Britain gets its own version of America’s FBI
BRITAIN launched a new crime-fighting agency yesterday and unveiled a revamped strategy to combat serious organised crime, which it says costs the country £24bn and represents a threat to national security.
At the heart of what the government vowed would be a tougher new approach is the National Crime Agency (NCA), dubbed Britain’s version of the US Federal Bureau of Investigation (FBI), which will focus on organised, economic and cyber crime, border policing and child sex abuse.
NCA director general Keith Bristow has also promised a new relationship with the private sector to combat white-collar crime, actively seeking bankers to work as unpaid “specials”.
Bristow said his new agency would transform the police approach to organised crime, and he also promised to work to better understand areas such as fraud that remain under-reported and under-recorded.

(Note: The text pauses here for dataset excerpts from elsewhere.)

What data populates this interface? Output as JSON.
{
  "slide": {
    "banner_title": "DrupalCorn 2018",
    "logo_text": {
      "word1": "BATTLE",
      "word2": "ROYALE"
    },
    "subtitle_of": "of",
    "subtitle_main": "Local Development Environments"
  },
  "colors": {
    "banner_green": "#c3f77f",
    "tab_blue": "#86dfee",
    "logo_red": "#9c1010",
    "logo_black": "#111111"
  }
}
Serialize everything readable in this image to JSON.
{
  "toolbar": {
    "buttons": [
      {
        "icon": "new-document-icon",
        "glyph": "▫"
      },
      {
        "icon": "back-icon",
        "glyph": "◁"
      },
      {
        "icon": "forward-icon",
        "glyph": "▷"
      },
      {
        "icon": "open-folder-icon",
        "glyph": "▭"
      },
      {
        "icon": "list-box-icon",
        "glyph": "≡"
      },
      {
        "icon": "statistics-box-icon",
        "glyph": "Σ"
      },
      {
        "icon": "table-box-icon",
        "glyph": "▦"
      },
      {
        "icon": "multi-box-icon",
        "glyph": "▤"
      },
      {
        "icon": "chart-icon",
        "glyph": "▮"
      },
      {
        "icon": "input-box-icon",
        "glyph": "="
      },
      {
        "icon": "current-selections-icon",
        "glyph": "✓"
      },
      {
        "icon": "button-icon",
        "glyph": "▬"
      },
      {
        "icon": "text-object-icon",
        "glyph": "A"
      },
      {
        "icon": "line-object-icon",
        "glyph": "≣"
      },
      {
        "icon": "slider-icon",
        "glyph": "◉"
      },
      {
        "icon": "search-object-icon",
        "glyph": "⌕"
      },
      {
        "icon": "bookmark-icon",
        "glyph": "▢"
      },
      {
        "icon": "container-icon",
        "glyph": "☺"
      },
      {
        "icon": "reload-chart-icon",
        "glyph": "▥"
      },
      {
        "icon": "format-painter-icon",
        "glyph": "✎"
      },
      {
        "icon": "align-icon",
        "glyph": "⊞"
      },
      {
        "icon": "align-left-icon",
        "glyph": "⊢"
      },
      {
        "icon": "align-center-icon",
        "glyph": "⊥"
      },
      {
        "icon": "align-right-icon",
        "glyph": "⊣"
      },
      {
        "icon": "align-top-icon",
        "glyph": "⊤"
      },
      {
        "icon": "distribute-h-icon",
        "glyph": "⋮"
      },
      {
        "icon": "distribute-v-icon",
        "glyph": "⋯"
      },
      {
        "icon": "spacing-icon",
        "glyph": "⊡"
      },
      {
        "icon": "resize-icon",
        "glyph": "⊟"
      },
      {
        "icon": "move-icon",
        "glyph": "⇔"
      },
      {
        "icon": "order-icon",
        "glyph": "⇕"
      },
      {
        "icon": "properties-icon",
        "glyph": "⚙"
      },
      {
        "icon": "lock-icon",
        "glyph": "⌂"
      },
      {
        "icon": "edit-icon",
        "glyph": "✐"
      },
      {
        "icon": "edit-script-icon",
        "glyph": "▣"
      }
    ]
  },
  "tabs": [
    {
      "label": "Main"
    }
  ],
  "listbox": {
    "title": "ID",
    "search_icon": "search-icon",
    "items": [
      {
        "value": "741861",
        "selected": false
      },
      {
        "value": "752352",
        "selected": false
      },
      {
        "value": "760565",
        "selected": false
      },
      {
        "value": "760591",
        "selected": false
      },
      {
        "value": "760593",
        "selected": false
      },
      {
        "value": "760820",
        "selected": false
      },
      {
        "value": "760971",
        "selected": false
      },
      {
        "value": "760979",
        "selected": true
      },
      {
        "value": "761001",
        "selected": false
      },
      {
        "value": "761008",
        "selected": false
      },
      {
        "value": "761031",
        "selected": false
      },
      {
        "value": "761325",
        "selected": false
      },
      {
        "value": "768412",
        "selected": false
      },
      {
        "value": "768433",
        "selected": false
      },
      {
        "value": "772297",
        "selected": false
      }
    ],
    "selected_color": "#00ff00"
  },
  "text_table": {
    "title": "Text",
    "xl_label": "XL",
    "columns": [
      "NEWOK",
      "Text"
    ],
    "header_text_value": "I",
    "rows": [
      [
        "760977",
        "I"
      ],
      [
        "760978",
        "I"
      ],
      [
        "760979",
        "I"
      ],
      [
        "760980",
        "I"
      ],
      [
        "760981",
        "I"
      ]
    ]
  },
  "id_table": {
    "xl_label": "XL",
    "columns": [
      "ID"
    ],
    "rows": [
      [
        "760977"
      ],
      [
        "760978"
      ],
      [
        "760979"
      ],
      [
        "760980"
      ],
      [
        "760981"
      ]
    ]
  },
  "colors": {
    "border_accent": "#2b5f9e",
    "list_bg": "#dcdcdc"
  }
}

“Banks, for instance, are aware of fraud … and for a variety of reasons may or may nor report that to law enforcement,” he said before the agency’s launch.
The NCA takes on many of the duties of its widely criticised predecessor, the Serious Organised Crime Agency (SOCA) which Prime Minister David Cameron’s government decided to replace.
However the Labour Party said the NCA was just a re-branding exercise which disguised cuts to policing budgets.
“The new organisation is not strong enough to deal with the exponential growth of economic and online crime,” said Labour’s policing spokesman David Hanson.